Surbiton is a former rural locality in the Barcaldine Region, Queensland, Australia. In the , Surbiton had a population of 80 people.

On 22 November 2019, the Queensland Government decided to amalgamate the localities in the Barcaldine Region, resulting in five expanded localities based on the larger towns: Alpha, Aramac, Barcaldine, Jericho and Muttaburra. Surbiton was incorporated into Alpha.

== Geography ==
The Belyando River forms the north-western boundary of the locality.
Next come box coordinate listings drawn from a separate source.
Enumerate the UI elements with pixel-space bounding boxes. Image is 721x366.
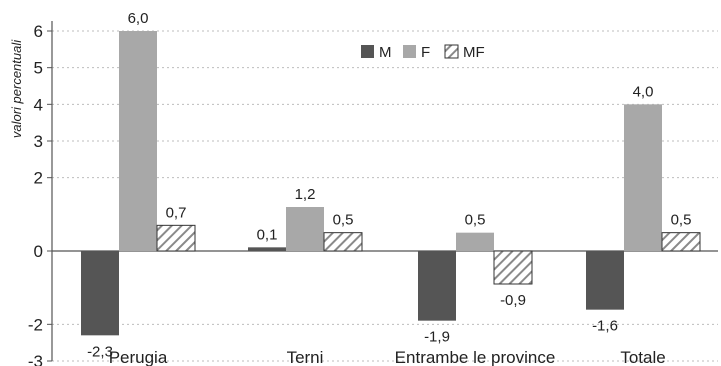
grid bbox=[52, 30, 718, 362]
data-label: 4,0 bbox=[633, 83, 654, 100]
y-tick-label: 5 bbox=[34, 59, 43, 78]
data-label: 0,5 bbox=[465, 212, 486, 229]
legend: M F MF bbox=[361, 44, 485, 61]
y-tick-label: -2 bbox=[28, 315, 43, 334]
bar-m-0 bbox=[81, 251, 119, 336]
legend-label-f: F bbox=[421, 44, 430, 61]
legend-swatch-f bbox=[403, 45, 416, 58]
legend-swatch-mf bbox=[444, 44, 459, 59]
legend-swatch-m bbox=[361, 45, 374, 58]
y-tick-label: 4 bbox=[34, 95, 43, 114]
category-label: Totale bbox=[620, 348, 665, 366]
bar-mf-0 bbox=[156, 224, 196, 252]
data-labels: -2,3 6,0 0,7 0,1 1,2 0,5 -1,9 0,5 -0,9 -1,6 4,0 0,5 bbox=[87, 10, 691, 360]
bar-m-3 bbox=[586, 251, 624, 310]
y-tick-label: 6 bbox=[34, 22, 43, 41]
category-label: Perugia bbox=[109, 348, 168, 366]
data-label: -2,3 bbox=[87, 343, 113, 360]
bar-mf-1 bbox=[323, 232, 363, 252]
data-label: 0,1 bbox=[257, 226, 278, 243]
y-tick-label: 2 bbox=[34, 169, 43, 188]
y-tick-label: 0 bbox=[34, 242, 43, 261]
category-label: Terni bbox=[287, 348, 324, 366]
axes: -3 -2 0 2 3 4 5 6 Perugia Terni Entrambe le provin… bbox=[28, 21, 718, 366]
bar-f-3 bbox=[624, 104, 662, 251]
bar-f-1 bbox=[286, 207, 324, 251]
legend-label-mf: MF bbox=[463, 44, 485, 61]
data-label: -0,9 bbox=[500, 292, 526, 309]
data-label: 0,5 bbox=[333, 212, 354, 229]
y-tick-label: -3 bbox=[28, 352, 43, 366]
bar-f-0 bbox=[119, 31, 157, 251]
data-label: -1,6 bbox=[592, 318, 618, 335]
y-axis-label: valori percentuali bbox=[9, 39, 24, 138]
data-label: 6,0 bbox=[128, 10, 149, 27]
data-label: 0,5 bbox=[671, 212, 692, 229]
bar-m-1 bbox=[248, 247, 286, 251]
data-label: 0,7 bbox=[166, 204, 187, 221]
y-tick-label: 3 bbox=[34, 132, 43, 151]
bar-f-2 bbox=[456, 232, 494, 251]
data-label: -1,9 bbox=[424, 329, 450, 346]
legend-label-m: M bbox=[379, 44, 392, 61]
bars bbox=[81, 31, 701, 336]
bar-mf-3 bbox=[661, 232, 701, 252]
bar-mf-2 bbox=[493, 250, 533, 285]
category-label: Entrambe le province bbox=[395, 348, 556, 366]
bar-m-2 bbox=[418, 251, 456, 321]
data-label: 1,2 bbox=[295, 186, 316, 203]
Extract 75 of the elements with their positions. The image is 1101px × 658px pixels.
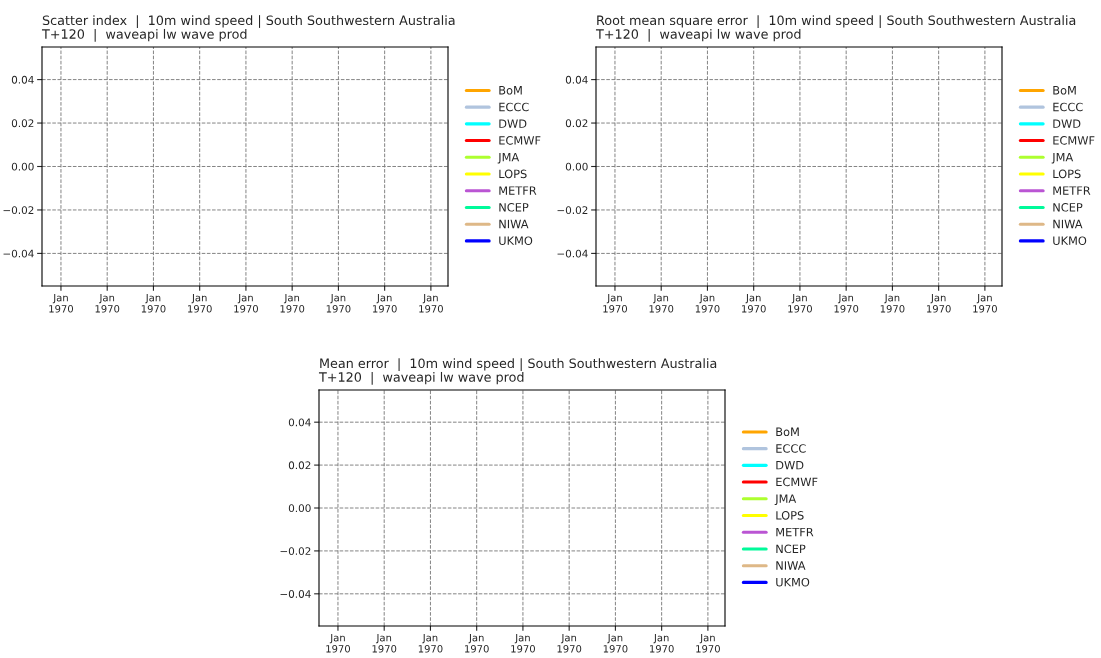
legend-label: DWD — [499, 119, 527, 128]
x-tick-label: Jan 1970 — [973, 293, 997, 313]
legend-label: LOPS — [499, 169, 527, 179]
y-tick-label: −0.02 — [280, 547, 311, 556]
chart-title: Root mean square error | 10m wind speed | South Southwestern Australia T+120 | waveapi lw wave prod — [595, 15, 1076, 42]
x-tick-label: Jan 1970 — [141, 293, 166, 313]
x-tick-label: Jan 1970 — [419, 293, 443, 313]
x-tick-label: Jan 1970 — [373, 293, 397, 313]
legend-label: ECMWF — [1053, 136, 1095, 145]
x-tick-label: Jan 1970 — [234, 293, 258, 313]
legend-label: METFR — [1053, 186, 1091, 195]
y-tick-label: 0.04 — [288, 418, 311, 427]
legend-label: UKMO — [1053, 236, 1087, 246]
y-tick-label: 0.00 — [288, 504, 311, 513]
legend-label: ECCC — [499, 102, 529, 112]
y-tick-label: 0.02 — [565, 119, 588, 128]
legend-label: METFR — [499, 186, 537, 195]
x-tick-label: Jan 1970 — [880, 293, 905, 313]
legend-label: BoM — [1053, 86, 1076, 95]
x-tick-label: Jan 1970 — [188, 293, 212, 313]
x-tick-label: Jan 1970 — [557, 633, 582, 653]
legend-label: JMA — [774, 494, 797, 506]
x-tick-label: Jan 1970 — [650, 633, 674, 653]
legend-label: ECMWF — [499, 136, 541, 145]
y-tick-label: 0.04 — [565, 75, 588, 84]
legend-label: BoM — [499, 86, 522, 95]
x-tick-label: Jan 1970 — [511, 633, 535, 653]
x-tick-label: Jan 1970 — [788, 293, 812, 313]
x-tick-label: Jan 1970 — [603, 293, 628, 313]
x-tick-label: Jan 1970 — [95, 293, 120, 313]
legend-label: UKMO — [499, 236, 533, 246]
x-tick-label: Jan 1970 — [465, 633, 489, 653]
x-tick-label: Jan 1970 — [280, 293, 305, 313]
y-tick-label: −0.04 — [557, 249, 588, 258]
y-tick-label: 0.02 — [11, 119, 34, 128]
y-tick-label: 0.02 — [288, 461, 311, 470]
x-tick-label: Jan 1970 — [927, 293, 951, 313]
y-tick-label: −0.02 — [3, 206, 34, 215]
legend-label: METFR — [776, 527, 814, 537]
legend-label: JMA — [1051, 152, 1074, 164]
legend-label: NIWA — [1053, 219, 1083, 229]
y-tick-label: −0.02 — [557, 206, 588, 215]
x-tick-label: Jan 1970 — [695, 293, 720, 313]
x-tick-label: Jan 1970 — [696, 633, 720, 653]
x-tick-label: Jan 1970 — [649, 293, 674, 313]
x-tick-label: Jan 1970 — [49, 293, 74, 313]
legend-label: UKMO — [776, 577, 810, 587]
legend-label: NIWA — [776, 561, 806, 570]
legend-label: DWD — [776, 461, 804, 470]
x-tick-label: Jan 1970 — [834, 293, 859, 313]
y-tick-label: 0.00 — [565, 162, 588, 171]
legend-label: ECCC — [776, 444, 806, 453]
legend-label: LOPS — [1053, 169, 1081, 179]
y-tick-label: −0.04 — [280, 590, 311, 598]
y-tick-label: 0.04 — [11, 75, 34, 84]
legend-label: ECMWF — [776, 477, 818, 487]
x-tick-label: Jan 1970 — [326, 293, 351, 313]
x-tick-label: Jan 1970 — [603, 633, 628, 653]
x-tick-label: Jan 1970 — [418, 633, 443, 653]
legend-label: DWD — [1053, 119, 1081, 128]
legend-label: ECCC — [1053, 102, 1083, 112]
legend-label: LOPS — [776, 511, 804, 520]
legend-label: NCEP — [1053, 202, 1083, 212]
x-tick-label: Jan 1970 — [742, 293, 766, 313]
legend-label: NIWA — [499, 219, 529, 229]
chart-title: Scatter index | 10m wind speed | South Southwestern Australia T+120 | waveapi lw wave prod — [41, 15, 455, 42]
y-tick-label: 0.00 — [11, 162, 34, 171]
x-tick-label: Jan 1970 — [326, 633, 351, 653]
legend-label: BoM — [776, 427, 799, 437]
legend-label: JMA — [497, 152, 520, 164]
x-tick-label: Jan 1970 — [372, 633, 397, 653]
legend-label: NCEP — [499, 202, 529, 212]
legend-label: NCEP — [776, 544, 806, 554]
y-tick-label: −0.04 — [3, 249, 34, 258]
chart-title: Mean error | 10m wind speed | South Southwestern Australia T+120 | waveapi lw wave prod — [318, 358, 717, 385]
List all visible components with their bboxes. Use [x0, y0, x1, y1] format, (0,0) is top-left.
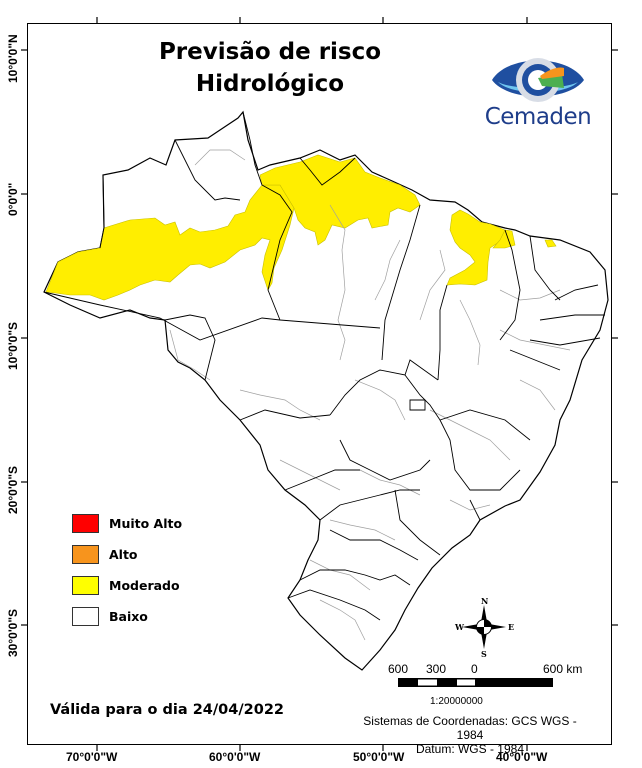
region-maranhao	[446, 209, 506, 286]
lat-tick-10s: 10°0'0"S	[6, 321, 20, 370]
legend-label: Baixo	[109, 609, 148, 624]
title-line-2: Hidrológico	[195, 71, 345, 97]
legend-item-alto: Alto	[72, 539, 182, 570]
legend-item-muito-alto: Muito Alto	[72, 508, 182, 539]
legend-label: Muito Alto	[109, 516, 183, 531]
swatch-muito-alto	[72, 514, 99, 533]
compass-w: W	[455, 622, 464, 632]
moderado-regions	[45, 154, 557, 301]
compass-e: E	[508, 622, 515, 632]
lon-tick-70w: 70°0'0"W	[66, 750, 118, 764]
region-ceara-spot	[544, 239, 557, 248]
scale-label-600km: 600 km	[543, 662, 583, 676]
legend-label: Moderado	[109, 578, 180, 593]
lat-tick-20s: 20°0'0"S	[6, 465, 20, 514]
swatch-moderado	[72, 576, 99, 595]
region-para-north	[259, 154, 421, 246]
lon-tick-60w: 60°0'0"W	[209, 750, 261, 764]
legend: Muito Alto Alto Moderado Baixo	[72, 508, 182, 632]
lon-tick-50w: 50°0'0"W	[353, 750, 405, 764]
legend-label: Alto	[109, 547, 138, 562]
coordinate-info: Sistemas de Coordenadas: GCS WGS - 1984 …	[350, 714, 590, 756]
scale-label-300: 300	[426, 662, 447, 676]
datum: Datum: WGS - 1984	[415, 742, 525, 756]
swatch-alto	[72, 545, 99, 564]
compass-s: S	[481, 649, 487, 659]
compass-n: N	[481, 596, 489, 606]
lat-tick-30s: 30°0'0"S	[6, 608, 20, 657]
lat-tick-0: 0°0'0"	[6, 182, 20, 216]
axis-ticks	[21, 17, 618, 751]
title-line-1: Previsão de risco	[158, 39, 382, 65]
lon-tick-40w: 40°0'0"W	[496, 750, 548, 764]
region-amazonas-west	[45, 184, 295, 301]
north-arrow-icon	[462, 605, 506, 649]
swatch-baixo	[72, 607, 99, 626]
legend-item-moderado: Moderado	[72, 570, 182, 601]
scale-label-0: 0	[471, 662, 478, 676]
scale-label-600: 600	[388, 662, 409, 676]
scale-bar[interactable]	[398, 678, 553, 687]
scale-ratio: 1:20000000	[430, 696, 483, 707]
state-boundaries	[43, 111, 605, 621]
coordinate-system: Sistemas de Coordenadas: GCS WGS - 1984	[363, 714, 577, 742]
lat-tick-10n: 10°0'0"N	[6, 34, 20, 83]
cemaden-logo-icon	[492, 58, 584, 102]
legend-item-baixo: Baixo	[72, 601, 182, 632]
cemaden-logo-text: Cemaden	[484, 104, 592, 130]
valid-date: Válida para o dia 24/04/2022	[50, 702, 285, 718]
map-title: Previsão de risco Hidrológico	[150, 36, 390, 100]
Native Companion Creek flows from the south-west (Alpha/Beaufort) through to the north of the locality where it becomes a tributary of the Belyando River.

The Alpha Clermont Road passes through the locality from the south (Alpha) to the north-west (Quetta).

The principal land use is grazing on native vegetation.

== History ==
The origin of the name is unclear but there has been a Surbiton pastoral run since at least 1866 when it was operated by William Killgour, who came to the colony of New South Wales from London in 1856. It may have been named for Surbiton in London.

== Education ==
There are no schools in Surbiton. There is a primary and secondary school in neighbouring Alpha, but only to Year 10. For Years 11 and 12 of secondary schooling, the nearest schools are in Clermont, Barcaldine and Emerald. Boarding schools and distance education are other options.